Antes de José Grilo sair da sua casa na Gafanha da Encarnação, em Aveiro, em direção a Fátima, embebe as meias com "bagaço ou aguardente" e, durante o caminho, nunca tira as e as sapatilhas.
"Se o pé vem bem, nunca mudo o sapato ou tiro a meia", disse à agência Lusa o peregrino, que ao longo do caminho vai pondo mais bagaço ou aguardente para dentro das sapatilhas.
A receita para o caminho já lhe valeu alguns episódios caricatos. Este ano, num café na Caranguejeira, em Leiria, entrou, pediu dois bagaços "à senhora do balcão", que o questionou por estar sozinho e pedir duas bebidas, ao que respondeu: "Ó minha senhora não olhe para mim assim que eu sei o que é que está a pensar. Os bagaços é um para cada pé".
José Grilo chegou a Fátima na quarta-feira e, apesar da idade, pretende continuar enquanto o corpo não o proíbe.

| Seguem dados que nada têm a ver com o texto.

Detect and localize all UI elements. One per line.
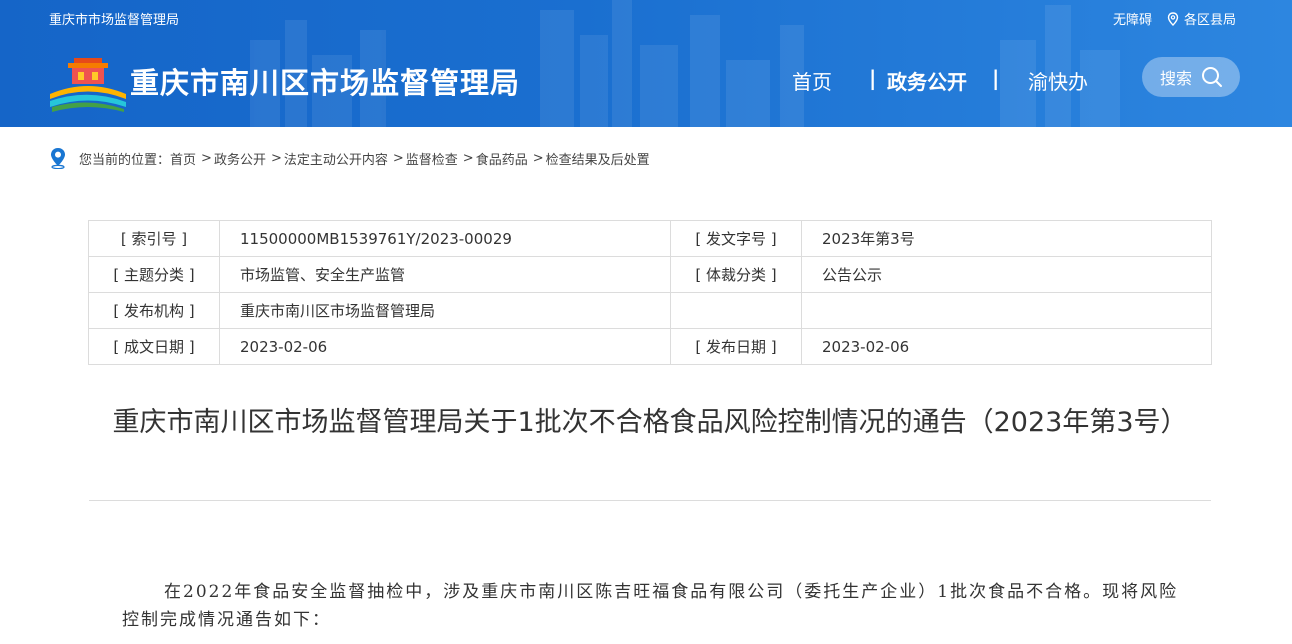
meta-value	[801, 292, 1212, 329]
document-title: 重庆市南川区市场监督管理局关于1批次不合格食品风险控制情况的通告（2023年第3…	[112, 407, 1188, 438]
table-row: [ 成文日期 ] 2023-02-06 [ 发布日期 ] 2023-02-06	[88, 328, 1212, 365]
crumb-separator: >	[270, 150, 282, 166]
search-button[interactable]: 搜索	[1142, 57, 1240, 97]
crumb-food-drug[interactable]: 食品药品	[476, 149, 528, 168]
nav-separator: |	[869, 66, 877, 90]
nav-separator: |	[992, 66, 1000, 90]
meta-value: 公告公示	[801, 256, 1212, 293]
nav-home[interactable]: 首页	[792, 66, 832, 95]
location-pin-icon	[51, 148, 65, 169]
document-paragraph: 在2022年食品安全监督抽检中，涉及重庆市南川区陈吉旺福食品有限公司（委托生产企…	[122, 582, 1179, 630]
meta-value: 市场监管、安全生产监管	[219, 256, 671, 293]
meta-value: 2023年第3号	[801, 220, 1212, 257]
table-row: [ 发布机构 ] 重庆市南川区市场监督管理局	[88, 292, 1212, 329]
crumb-statutory[interactable]: 法定主动公开内容	[284, 149, 388, 168]
meta-key: [ 体裁分类 ]	[670, 256, 802, 293]
meta-key: [ 索引号 ]	[88, 220, 220, 257]
crumb-gov-affairs[interactable]: 政务公开	[214, 149, 266, 168]
crumb-home[interactable]: 首页	[170, 149, 196, 168]
site-title[interactable]: 重庆市南川区市场监督管理局	[130, 60, 520, 102]
table-row: [ 索引号 ] 11500000MB1539761Y/2023-00029 [ …	[88, 220, 1212, 257]
breadcrumb-prefix: 您当前的位置：	[79, 152, 171, 168]
title-divider	[89, 500, 1211, 501]
meta-value: 2023-02-06	[801, 328, 1212, 365]
parent-org-link[interactable]: 重庆市市场监督管理局	[49, 9, 179, 28]
accessibility-link[interactable]: 无障碍	[1113, 9, 1152, 28]
crumb-inspection[interactable]: 监督检查	[406, 149, 458, 168]
meta-key: [ 发文字号 ]	[670, 220, 802, 257]
meta-value: 重庆市南川区市场监督管理局	[219, 292, 671, 329]
nav-gov-affairs[interactable]: 政务公开	[887, 66, 967, 95]
districts-link[interactable]: 各区县局	[1184, 9, 1236, 28]
meta-value: 2023-02-06	[219, 328, 671, 365]
meta-key: [ 发布日期 ]	[670, 328, 802, 365]
document-meta-table: [ 索引号 ] 11500000MB1539761Y/2023-00029 [ …	[88, 220, 1212, 365]
meta-key	[670, 292, 802, 329]
tiananmen-logo-icon[interactable]	[48, 52, 128, 112]
meta-key: [ 主题分类 ]	[88, 256, 220, 293]
search-icon	[1202, 67, 1223, 87]
nav-yukuaiban[interactable]: 渝快办	[1028, 66, 1088, 95]
meta-key: [ 成文日期 ]	[88, 328, 220, 365]
table-row: [ 主题分类 ] 市场监管、安全生产监管 [ 体裁分类 ] 公告公示	[88, 256, 1212, 293]
crumb-separator: >	[201, 150, 212, 166]
meta-value: 11500000MB1539761Y/2023-00029	[219, 220, 671, 257]
top-links: 无障碍 各区县局	[1113, 9, 1236, 28]
site-header: 重庆市市场监督管理局 无障碍 各区县局 重庆市南川区市场监督管理局 首页 | 政…	[0, 0, 1292, 127]
breadcrumb: 您当前的位置： 首页 > 政务公开 > 法定主动公开内容 > 监督检查 > 食品…	[49, 147, 650, 169]
map-pin-icon	[1167, 11, 1179, 26]
crumb-separator: >	[462, 150, 474, 166]
crumb-separator: >	[392, 150, 404, 166]
meta-key: [ 发布机构 ]	[88, 292, 220, 329]
crumb-results[interactable]: 检查结果及后处置	[546, 149, 650, 168]
crumb-separator: >	[532, 150, 544, 166]
search-label: 搜索	[1160, 69, 1193, 88]
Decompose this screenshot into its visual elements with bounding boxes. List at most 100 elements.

Se durante o dia faz o percurso pela estrada nacional, à noite gosta de cortar por atalhos, pelo meio da mata, entre Guia (Pombal) e Barracão (Leiria).
As raposas e outros animais que encontra pelo caminho ou o simples facto de andar pela noite sozinho não o assusta.

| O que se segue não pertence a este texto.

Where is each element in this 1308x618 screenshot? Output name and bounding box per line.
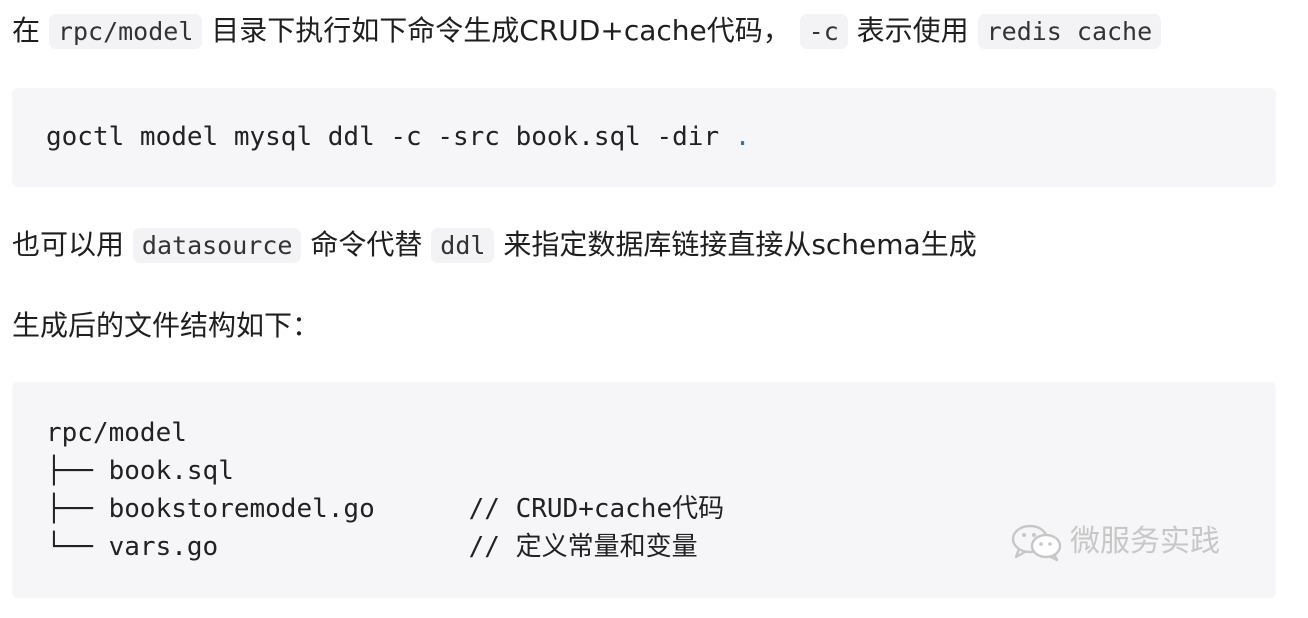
tree-item-bookstoremodel-go: ├── bookstoremodel.go // CRUD+cache代码 bbox=[46, 490, 724, 529]
inline-code-rpc-model: rpc/model bbox=[48, 14, 203, 49]
tree-branch: ├── bbox=[46, 456, 109, 486]
code-block-command: goctl model mysql ddl -c -src book.sql -… bbox=[12, 88, 1276, 187]
inline-code-redis-cache: redis cache bbox=[977, 14, 1162, 49]
tree-root: rpc/model bbox=[46, 414, 187, 453]
paragraph-1-text-2: 目录下执行如下命令生成CRUD+cache代码， bbox=[211, 14, 791, 47]
paragraph-3-text: 生成后的文件结构如下： bbox=[12, 309, 321, 342]
code-command-dot: . bbox=[734, 122, 751, 152]
tree-branch: └── bbox=[46, 532, 109, 562]
paragraph-1-text-3: 表示使用 bbox=[856, 14, 969, 47]
tree-item-book-sql: ├── book.sql bbox=[46, 452, 469, 491]
inline-code-datasource: datasource bbox=[132, 228, 302, 263]
paragraph-1-text-1: 在 bbox=[12, 14, 41, 47]
code-command-text: goctl model mysql ddl -c -src book.sql -… bbox=[46, 122, 720, 152]
wechat-icon bbox=[1010, 522, 1064, 562]
tree-file-name: vars.go bbox=[108, 532, 219, 562]
watermark: 微服务实践 bbox=[1010, 522, 1220, 562]
code-block-file-tree: rpc/model ├── book.sql ├── bookstoremode… bbox=[12, 382, 1276, 598]
tree-branch: ├── bbox=[46, 494, 109, 524]
inline-code-c-flag: -c bbox=[799, 14, 848, 49]
tree-file-name: bookstoremodel.go bbox=[108, 494, 375, 524]
inline-code-ddl: ddl bbox=[431, 228, 495, 263]
tree-item-vars-go: └── vars.go // 定义常量和变量 bbox=[46, 528, 698, 567]
paragraph-2-text-1: 也可以用 bbox=[12, 228, 125, 261]
paragraph-2-text-3: 来指定数据库链接直接从schema生成 bbox=[503, 228, 977, 261]
tree-file-name: book.sql bbox=[108, 456, 234, 486]
paragraph-2-text-2: 命令代替 bbox=[310, 228, 423, 261]
paragraph-3: 生成后的文件结构如下： bbox=[12, 305, 320, 347]
paragraph-2: 也可以用 datasource 命令代替 ddl 来指定数据库链接直接从sche… bbox=[12, 224, 977, 267]
tree-root-label: rpc/model bbox=[46, 418, 187, 448]
tree-file-comment: // CRUD+cache代码 bbox=[468, 494, 725, 524]
tree-file-comment: // 定义常量和变量 bbox=[468, 532, 698, 562]
paragraph-1: 在 rpc/model 目录下执行如下命令生成CRUD+cache代码， -c … bbox=[12, 10, 1162, 53]
watermark-text: 微服务实践 bbox=[1070, 524, 1220, 559]
code-command-line: goctl model mysql ddl -c -src book.sql -… bbox=[46, 118, 750, 157]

Segundo José Gil, no caminho não há medo e não há sono, num percurso onde para além do bagaço nos pés, come "muita banana" e, por vezes, toma um ou outro comprimido, quando "as dobradiças" (joelhos) começam a doer.

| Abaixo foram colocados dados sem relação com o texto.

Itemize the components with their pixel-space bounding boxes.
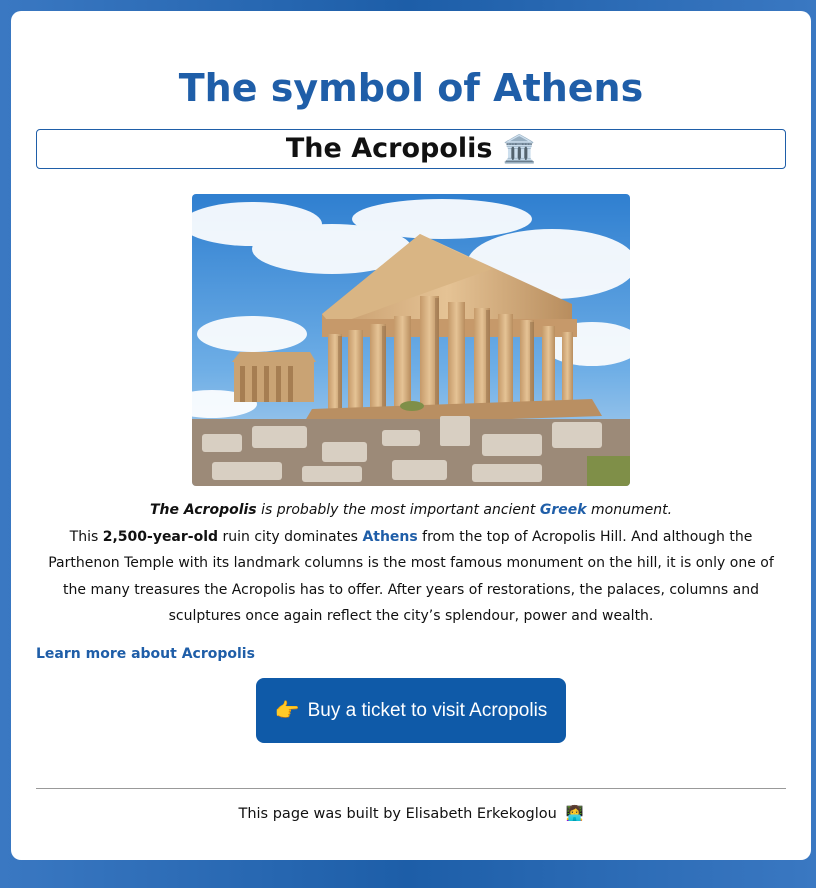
subtitle: The Acropolis bbox=[285, 133, 493, 164]
body-text-b: ruin city dominates bbox=[218, 528, 363, 545]
learn-more-link[interactable]: Learn more about Acropolis bbox=[36, 646, 255, 662]
description-intro: The Acropolis is probably the most impor… bbox=[36, 497, 786, 524]
content-card: The symbol of Athens The Acropolis 🏛️ Th… bbox=[11, 11, 811, 860]
buy-ticket-button[interactable]: 👉 Buy a ticket to visit Acropolis bbox=[256, 678, 566, 743]
buy-ticket-label: Buy a ticket to visit Acropolis bbox=[307, 699, 548, 721]
body-text-a: This bbox=[69, 528, 103, 545]
divider bbox=[36, 788, 786, 789]
footer-text: This page was built by Elisabeth Erkekog… bbox=[238, 806, 557, 822]
page-title: The symbol of Athens bbox=[178, 66, 644, 110]
athens-link[interactable]: Athens bbox=[362, 529, 417, 545]
pointing-hand-icon: 👉 bbox=[274, 700, 300, 722]
subtitle-box: The Acropolis 🏛️ bbox=[36, 129, 786, 169]
acropolis-photo bbox=[192, 194, 630, 486]
intro-text-b: monument. bbox=[586, 502, 673, 518]
intro-text-a: is probably the most important ancient bbox=[256, 502, 540, 518]
greek-link[interactable]: Greek bbox=[540, 502, 587, 518]
classical-building-icon: 🏛️ bbox=[502, 134, 537, 165]
footer: This page was built by Elisabeth Erkekog… bbox=[11, 805, 811, 822]
description: The Acropolis is probably the most impor… bbox=[36, 497, 786, 630]
age-highlight: 2,500-year-old bbox=[102, 528, 219, 545]
woman-technologist-icon: 👩‍💻 bbox=[565, 806, 584, 822]
description-body: This 2,500-year-old ruin city dominates … bbox=[36, 524, 786, 630]
acropolis-name: The Acropolis bbox=[149, 502, 257, 518]
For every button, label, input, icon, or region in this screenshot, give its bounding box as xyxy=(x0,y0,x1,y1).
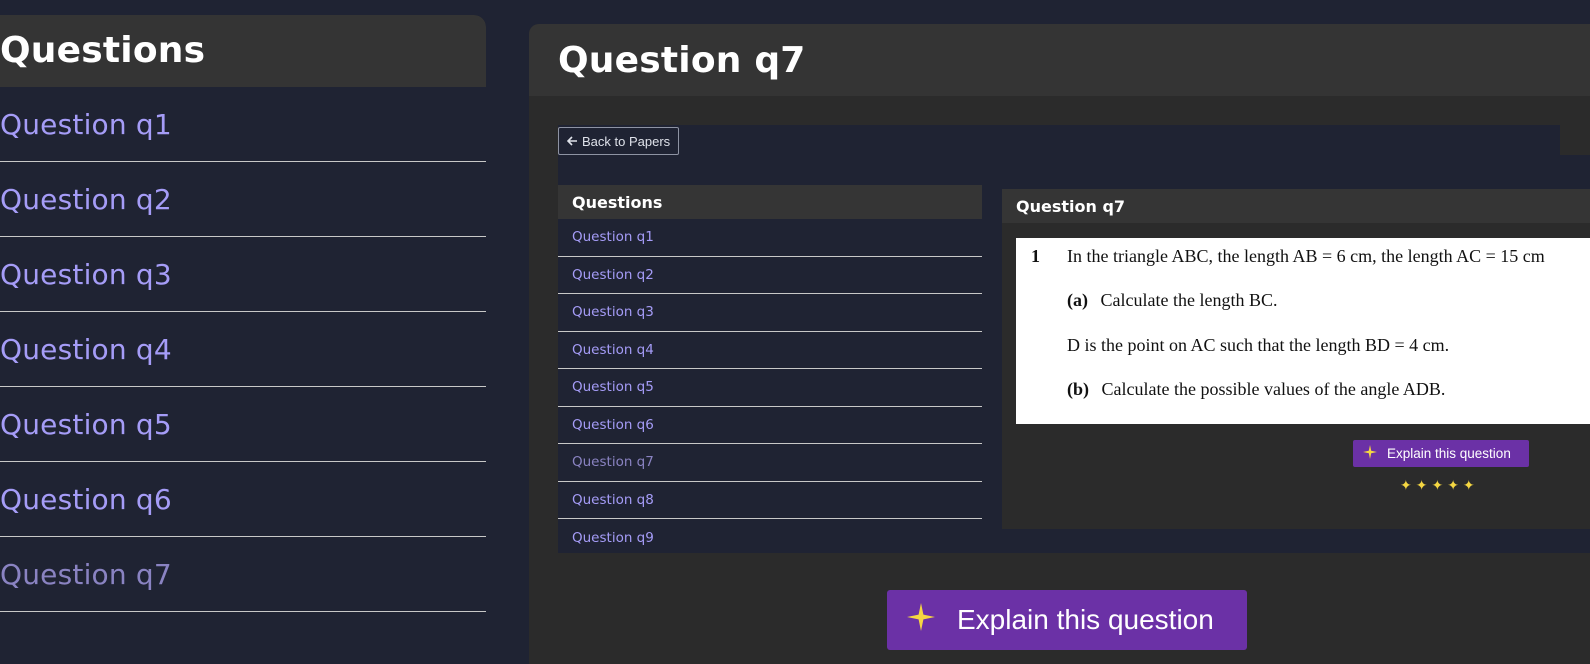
question-line-1: In the triangle ABC, the length AB = 6 c… xyxy=(1067,246,1545,266)
question-panel: Question q7 1 In the triangle ABC, the l… xyxy=(1002,189,1590,529)
main-header: Question q7 xyxy=(529,24,1590,96)
question-list-item-q2[interactable]: Question q2 xyxy=(558,257,982,294)
arrow-left-icon xyxy=(566,134,578,149)
sidebar-item-q2[interactable]: Question q2 xyxy=(0,162,486,237)
sidebar-header: Questions xyxy=(0,15,486,87)
sidebar-item-q5[interactable]: Question q5 xyxy=(0,387,486,462)
inner-body: Questions Question q1 Question q2 Questi… xyxy=(558,185,1590,553)
part-b-label: (b) xyxy=(1067,379,1089,399)
question-number: 1 xyxy=(1031,246,1040,266)
question-list-items: Question q1 Question q2 Question q3 Ques… xyxy=(558,219,982,557)
sidebar-item-q6[interactable]: Question q6 xyxy=(0,462,486,537)
explain-question-button-large[interactable]: Explain this question xyxy=(887,590,1247,650)
explain-question-label-small: Explain this question xyxy=(1387,446,1511,461)
sparkle-icon xyxy=(907,602,935,638)
question-list-item-q4[interactable]: Question q4 xyxy=(558,332,982,369)
question-list-item-q7[interactable]: Question q7 xyxy=(558,444,982,482)
question-part-b: (b) Calculate the possible values of the… xyxy=(1067,379,1445,400)
sidebar: Questions Question q1 Question q2 Questi… xyxy=(0,15,486,655)
question-list-item-q5[interactable]: Question q5 xyxy=(558,369,982,407)
loading-sparkles: ✦✦✦✦✦ xyxy=(1400,478,1479,494)
sidebar-item-q4[interactable]: Question q4 xyxy=(0,312,486,387)
sidebar-item-q1[interactable]: Question q1 xyxy=(0,87,486,162)
question-list: Questions Question q1 Question q2 Questi… xyxy=(558,185,982,553)
question-list-item-q8[interactable]: Question q8 xyxy=(558,482,982,519)
explain-question-button-small[interactable]: Explain this question xyxy=(1353,440,1529,467)
question-list-item-q6[interactable]: Question q6 xyxy=(558,407,982,444)
question-list-item-q1[interactable]: Question q1 xyxy=(558,219,982,257)
explain-question-label-large: Explain this question xyxy=(957,604,1214,635)
question-list-item-q3[interactable]: Question q3 xyxy=(558,294,982,332)
page-title: Question q7 xyxy=(558,39,806,81)
sparkle-icon xyxy=(1363,445,1377,462)
sidebar-item-q3[interactable]: Question q3 xyxy=(0,237,486,312)
question-list-item-q9[interactable]: Question q9 xyxy=(558,519,982,557)
main-panel: Question q7 Back to Papers Questions Que… xyxy=(529,24,1590,664)
back-to-papers-button[interactable]: Back to Papers xyxy=(558,127,680,155)
inner-spacer xyxy=(558,155,1590,185)
question-list-title: Questions xyxy=(558,185,982,219)
sidebar-list: Question q1 Question q2 Question q3 Ques… xyxy=(0,87,486,612)
part-a-label: (a) xyxy=(1067,290,1088,310)
question-line-3: D is the point on AC such that the lengt… xyxy=(1067,335,1450,355)
part-b-text: Calculate the possible values of the ang… xyxy=(1101,379,1446,399)
question-part-a: (a) Calculate the length BC. xyxy=(1067,290,1277,311)
sidebar-title: Questions xyxy=(0,29,206,71)
part-a-text: Calculate the length BC. xyxy=(1100,290,1278,310)
question-image: 1 In the triangle ABC, the length AB = 6… xyxy=(1016,238,1590,424)
question-panel-title: Question q7 xyxy=(1002,189,1590,223)
sidebar-item-q7[interactable]: Question q7 xyxy=(0,537,486,612)
back-to-papers-label: Back to Papers xyxy=(582,133,671,149)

"Felizmente, até agora, não tive nenhum percalço", diz.
A caminhada até Fátima surgiu depois de ter estado em coma quando vivia na Alemanha e a sua mãe veio ao santuário.
O filho seguiu a mãe, que lhe pediu para nunca desistir enquanto tivesse capacidade para fazer a caminhada.
"É uma promessa minha e uma promessa da minha mãe. Vou continuar enquanto puder e tenho esperança de vir cá mais alguns anos", conta José Grilo, que este ano junta o centenário das "aparições" ao centenário que a sua mãe comemoraria se estivesse viva.
Encostado próximo ao tocheiro, onde ardem velas dos peregrinos, José Grilo sublinha que a caminhada é feita por causa da sua mãe, mas a oração que faz e aquilo que pede é apenas seu.
"Nem à minha esposa digo o que peço. Está dentro de mim e é entre mim e o ser que me chama aqui - para mim existe aqui qualquer coisa", realça o peregrino, que mesmo depois de mais de 20 anos a fazer o mesmo percurso ainda não consegue suster as lágrimas ao avistar a rotunda dos peregrinos.
"Aqui, sinto-me à vontade, sinto-me leve", afirma.
O Santuário de Fátima recebe na sexta-feira o papa Francisco, que presidirá às celebrações do centenário das "aparições" e à cerimónia de canonização de Jacinta e Francisco Marto, duas das crianças que afirmaram ter tido visto Nossa Senhora na Cova da Iria, em 1917.